In Geometry, congruence is a term used to define two objects that have same dimensions and shape. Moreover, if one shape can be exactly like the other on turning, flipping and/or sliding it, then the two shapes are said to be congruent to each other. So two congruent figures drawn on a piece of paper can be cut out and placed over one another to match up perfectly. When we say a figure A is congruent to a figure B, symbolically it can be written as figure A ≅ figure B.
Congruence of Plane Figures
You are given two plane figures. Using the method of superposition, here are the steps to find whether they are congruent to each other or not:
- Trace a copy of figure 1 using a tracing paper.
- Cut it out of the paper and place it over figure 2.
- You may slide or move or even turn over the paper. If they cover each other completely, they are congruent. We write figure 1 ≅ figure 2.

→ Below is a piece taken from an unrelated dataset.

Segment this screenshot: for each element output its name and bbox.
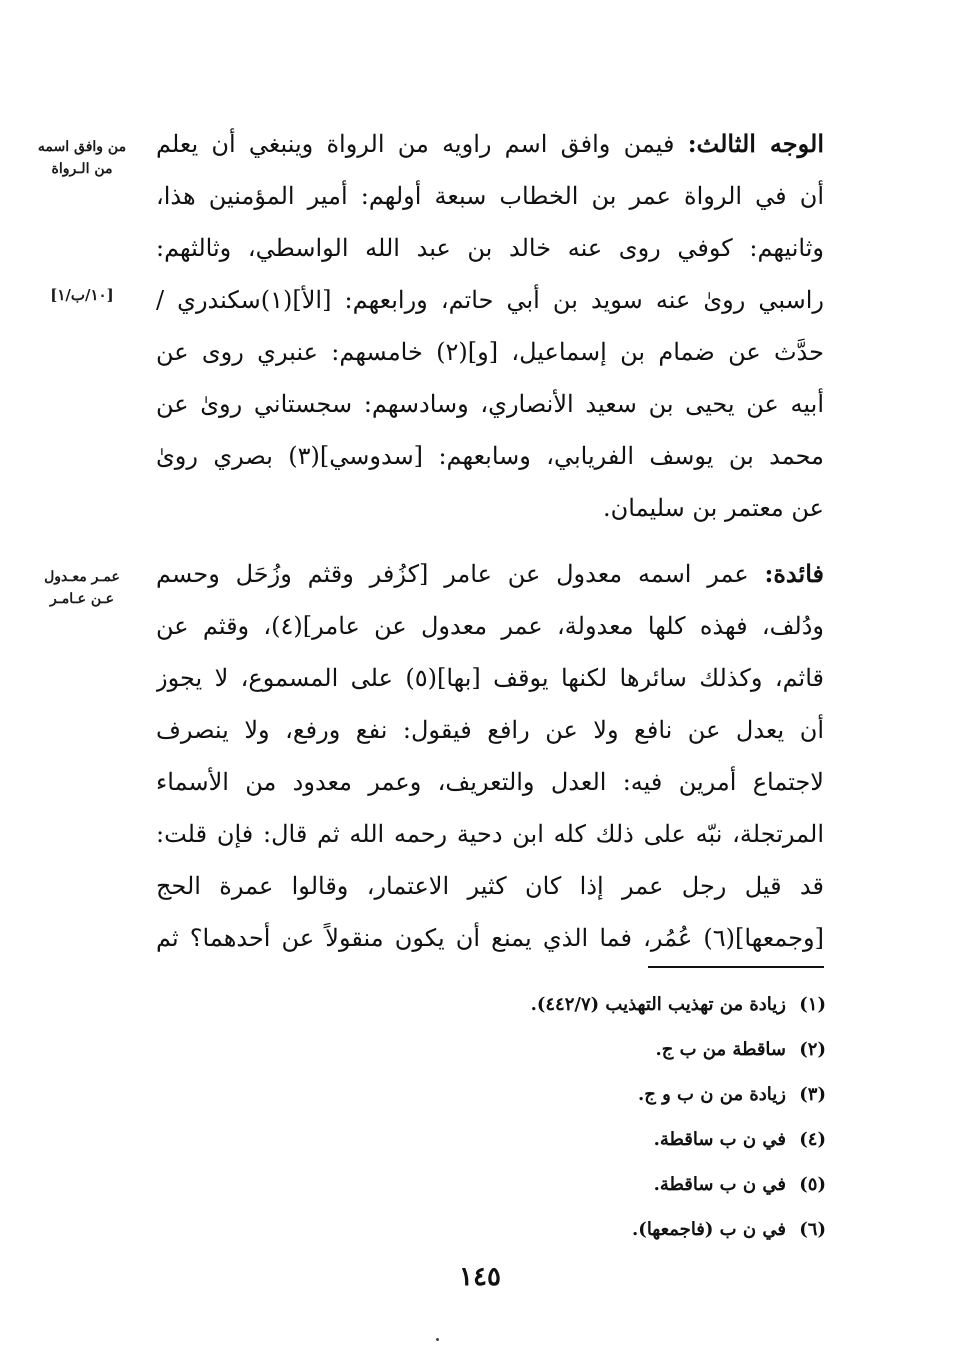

Congruence among Line Segments
Two line segments are said to be congruent to each other if they have equal lengths. They may or may not align at the same angle with an axis or position in plane. To find whether one line segment is congruent to the other or not, we use the same method of superposition as discussed above. Thus if the two ends of the two line segments lie on one another, they are congruent.
Congruent Line Segments
If two angles have the same measure in degrees, they are congruent angles. The angles may or may not lie in the same position or orientation on plane. The method of superposition (as described above) can be used to check if given angles are congruent angles or not.
Thus, ∠PQR ≅ ∠ABC because the two angles measure 40 degrees. It is to be noted here that the length of BC is not equal to the length of QR. But congruence of angles does not depend on the length of the arms of the angles; it depends on the measures of the angles only. Thus, ∠PQR and ∠ABC are congruent angles.